Вот Прудник… Лариса прекрасно понимала его состояние. Но мужчине, даже обезображенному, живется легче. Это факт!

— Ужасно! — сказала она с яростью и встала. — Проклятая война!

Ей представились миллионы женщин, как и она, одиноких. Вот так же работают, так же терзаются в одиночестве, при котором страшно иногда оставаться дома в четырех стенах. Тоскуют, плачут, стыдясь даже сказать об этом. Кто они? Только женщины, все еще слабая половина рода человеческого, обязанная терпеть и молчать о своих страданиях, созданных войной. Ведь война кончается с последним выстрелом только для убитых.

26

Комиссия из министерства, которую все так ждали, нагрянула в клинику все-таки внезапно.

— Приехали! — сообщал озабоченный до чрезвычайности Прохор Фролович Скорый, пролетая по коридору как метеор.

У доктора Аржанова словно горсть ледяных иголочек покатилась, покалывая, по спине. Он не боялся: это было совсем-совсем иное чувство. Его не обижало то, что назначена комиссия: люди пожаловались не из-за пустяков — у них дети погибли. Если бы этот сердечный вопль был обращен к самому Ивану Ивановичу, он тоже не остался бы равнодушен. Волновало и мучило его другое. Он глядел на свою работу придирчивым взглядом посторонних людей и уже в который раз думал: все ли я сделал, чтобы Лидочка Рублева осталась жива? В отношении Решетова и Софьи Шефер он не сомневался, за них готов был драться где угодно и с кем угодно.

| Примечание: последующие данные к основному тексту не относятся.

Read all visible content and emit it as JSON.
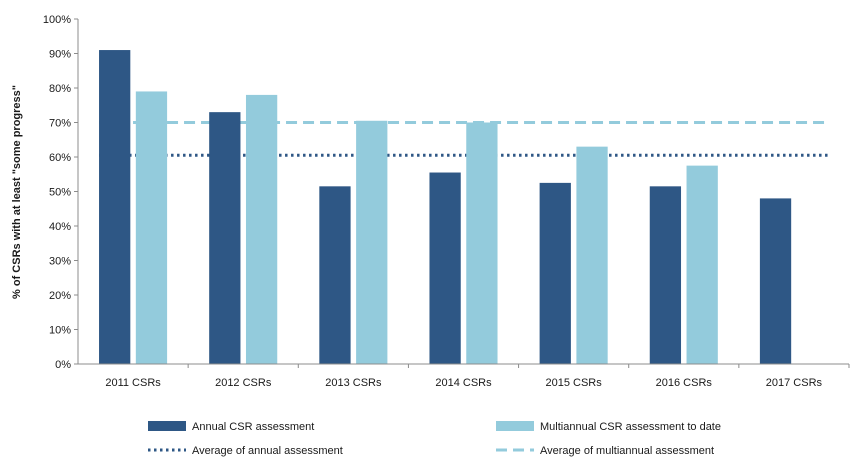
{
  "chart_data": {
    "type": "bar",
    "ylabel": "% of CSRs with at least \"some progress\"",
    "ylim": [
      0,
      100
    ],
    "yticks": [
      0,
      10,
      20,
      30,
      40,
      50,
      60,
      70,
      80,
      90,
      100
    ],
    "ytick_suffix": "%",
    "categories": [
      "2011 CSRs",
      "2012 CSRs",
      "2013 CSRs",
      "2014 CSRs",
      "2015 CSRs",
      "2016 CSRs",
      "2017 CSRs"
    ],
    "series": [
      {
        "name": "Annual CSR assessment",
        "color": "#2e5785",
        "values": [
          91,
          73,
          51.5,
          55.5,
          52.5,
          51.5,
          48
        ]
      },
      {
        "name": "Multiannual CSR assessment to date",
        "color": "#93cbdc",
        "values": [
          79,
          78,
          70.5,
          70,
          63,
          57.5,
          null
        ]
      }
    ],
    "reference_lines": [
      {
        "name": "Average of annual assessment",
        "value": 60.5,
        "color": "#2e5785",
        "style": "dotted"
      },
      {
        "name": "Average of multiannual assessment",
        "value": 70,
        "color": "#93cbdc",
        "style": "dashed"
      }
    ],
    "grid": false,
    "legend_position": "bottom"
  }
}
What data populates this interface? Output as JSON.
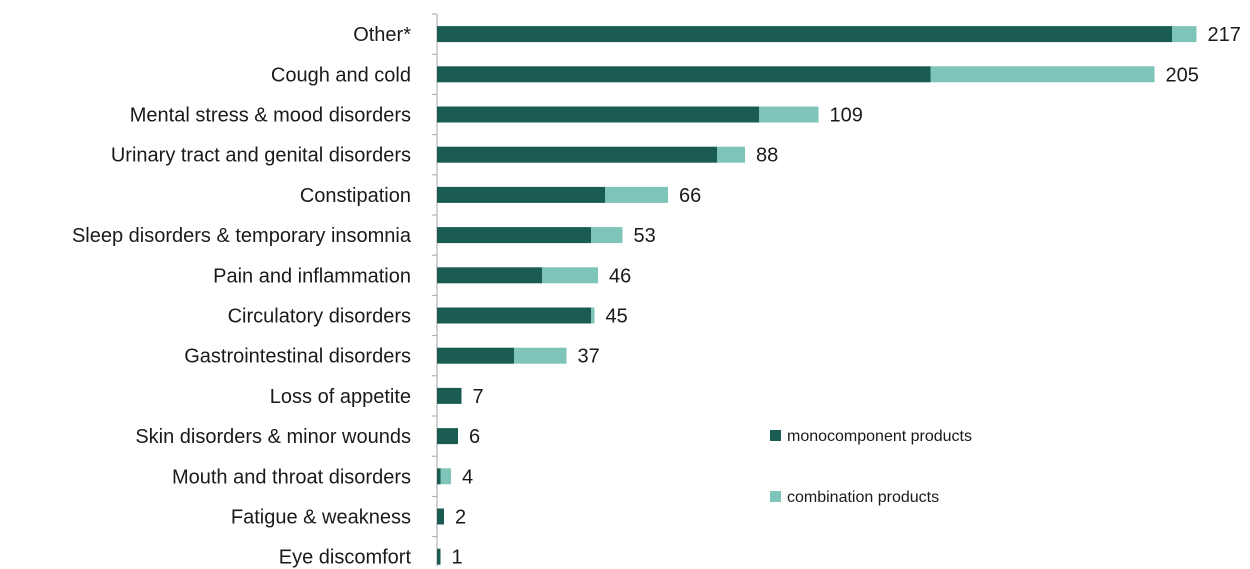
{
  "chart_data": {
    "type": "bar",
    "orientation": "horizontal",
    "stacked": true,
    "categories": [
      "Other*",
      "Cough and cold",
      "Mental stress & mood disorders",
      "Urinary tract and genital disorders",
      "Constipation",
      "Sleep disorders & temporary insomnia",
      "Pain and inflammation",
      "Circulatory disorders",
      "Gastrointestinal disorders",
      "Loss of appetite",
      "Skin disorders & minor wounds",
      "Mouth and throat disorders",
      "Fatigue & weakness",
      "Eye discomfort"
    ],
    "series": [
      {
        "name": "monocomponent products",
        "color": "#1a5c52",
        "values": [
          210,
          141,
          92,
          80,
          48,
          44,
          30,
          44,
          22,
          7,
          6,
          1,
          2,
          1
        ]
      },
      {
        "name": "combination products",
        "color": "#7fc4b8",
        "values": [
          7,
          64,
          17,
          8,
          18,
          9,
          16,
          1,
          15,
          0,
          0,
          3,
          0,
          0
        ]
      }
    ],
    "totals": [
      217,
      205,
      109,
      88,
      66,
      53,
      46,
      45,
      37,
      7,
      6,
      4,
      2,
      1
    ],
    "xlim": [
      0,
      217
    ],
    "grid": false,
    "legend_position": "right"
  }
}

— Тартаковская-то, а? — укоризненно бросил он Скорому, будто тот отвечал за двуличие женщины-профессора.

— А ну ее! — Прохор Фролович сердито дернул надутыми губами; зеленые глазки его открылись неожиданно широко — он в самом деле похудел за эти дни. — Она какую-то работу написала об участии костного мозга в кроветворении и вот, когда выздоровела, снова взвинтилась против Решетова. Не хочет ничем поступиться, даже при наличии неопровержимых фактов. По званию, так сказать, профессор, а на деле ослица валаамова!

— Насчет валаамовой ослицы вы что-то путаете: ослица эта протестовала впервые и к тому же здраво, — с комической серьезностью заметил Иван Иванович, вспомнив библейское сказание о волхве Валаама.

— Надо бы Тартаковской вторую ногу выдернуть за ее штучки! — не слушая, бубнил Прохор Фролович. — Как она меня подкосила! Вам-то что! Ваше дело ясное, так сказать, работа на виду. А если были смертные случаи… Что же, ведь вы не господь бог, всесильный и всемогущий! У Григория Герасимовича картина просто замечательная: ни одного осложнения, так сказать. — Теперь, когда Прохор Фролович особенно расстроился, его «так сказать», которыми он кстати и некстати пересыпал свою речь, звучали как громкое «таскать», «таскать». — А вот я влип так влип!

«Хоть и толстокож с виду, но славный мужик!» — с доброй усмешкой подумал Иван Иванович, обрадованный тем, что Скорый тоже не уверен только в себе.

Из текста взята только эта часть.